Oil’s Illusion of Abundance Has Markets Mispricing Energy’s Next Bull Run

Timing the market is tough — but timing oil is a fool’s errand. Since Russia’s invasion of Ukraine, crude has fallen from around $100 a barrel to nearly $60 today. The market appears flooded with supply, demand looks shaky in major economies, and traders are positioning bearishly, like it’s 2014 all over again. However, beneath the surface of this oversupply narrative, the setup is quietly turning bullish.
Supply running on fumes: The IEA estimates that about 80% of global oil output and 90% of natural gas output in 2024 came from fields already past peak production, meaning supply could roll over quickly without major new investment. Even with improved extraction technology, existing wells would crest this year and then decline sharply. While US crude output is at a record 13.8M barrels per day, the International Energy Agency is modeling scenarios where demand keeps rising as countries backtrack on clean-energy commitments, led by the US.
- US Energy Secretary Chris Wright doubled down at Davos, arguing the world would need to more than double oil production as fossil fuel dependence drags on for decades.
- The sector currently operates with less than a third of 2014’s rigs, yet each produces ~4x more oil — what Texas Alliance analyst Karr Ingham calls “brutally efficient.”
The Efficiency Paradox
The US now controls about 20% of global oil production, up from just 8% in 2009, even as the industry has cut its workforce by about ~40% over the past decade. New drilling tech, automation, and consolidation have kept output climbing with far fewer workers. Still, that efficiency doesn’t guarantee stable prices, since energy transitions historically spark volatility as new infrastructure ramps up just as old supply declines.
- Net long positions held by hedge funds remain exceptionally bearish compared to recent years, with most traders still clinging to a “just in time” mentality that assumes trouble will never arrive.
- Venezuela won’t be a quick supply fix, since ramping meaningful output would take years of heavy investment, and the majors still look cautious about rushing back given the political risk.

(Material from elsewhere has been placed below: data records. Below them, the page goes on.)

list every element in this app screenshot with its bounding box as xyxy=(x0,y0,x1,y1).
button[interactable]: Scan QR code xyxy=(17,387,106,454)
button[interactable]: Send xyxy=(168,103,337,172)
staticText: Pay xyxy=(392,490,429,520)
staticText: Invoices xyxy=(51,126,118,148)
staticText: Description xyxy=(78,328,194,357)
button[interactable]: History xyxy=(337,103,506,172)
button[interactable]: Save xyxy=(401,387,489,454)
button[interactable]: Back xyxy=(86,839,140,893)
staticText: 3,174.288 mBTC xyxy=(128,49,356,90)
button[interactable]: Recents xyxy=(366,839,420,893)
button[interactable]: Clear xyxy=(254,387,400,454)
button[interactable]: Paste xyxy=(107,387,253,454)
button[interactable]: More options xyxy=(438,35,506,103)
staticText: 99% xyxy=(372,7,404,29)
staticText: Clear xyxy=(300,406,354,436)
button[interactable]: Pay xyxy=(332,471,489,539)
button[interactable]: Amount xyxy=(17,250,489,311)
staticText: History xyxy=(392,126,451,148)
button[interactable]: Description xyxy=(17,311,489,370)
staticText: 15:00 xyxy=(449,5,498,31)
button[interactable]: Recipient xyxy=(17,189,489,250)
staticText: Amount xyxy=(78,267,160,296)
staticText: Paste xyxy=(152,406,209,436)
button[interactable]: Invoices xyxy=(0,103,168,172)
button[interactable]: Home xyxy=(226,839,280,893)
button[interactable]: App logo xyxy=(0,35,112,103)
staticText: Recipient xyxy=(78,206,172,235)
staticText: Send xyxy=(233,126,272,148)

Head fake territory: Markets are notoriously bad at pricing political risk, since every geopolitical shock is its own messy one-off. In today’s world, that “extra supply” can disappear fast — an Iran flare-up, Latin American instability, chokepoint disruptions, or just faster Chinese stockpiling would do it. The widening gap between bullish stock sentiment and discounted oil has Currency Research Associates warning the odds are rising “that the opposite will happen — equities will fall, and oil will rise in 2026.” For anyone betting low prices are locked in, this head fake could prove costly.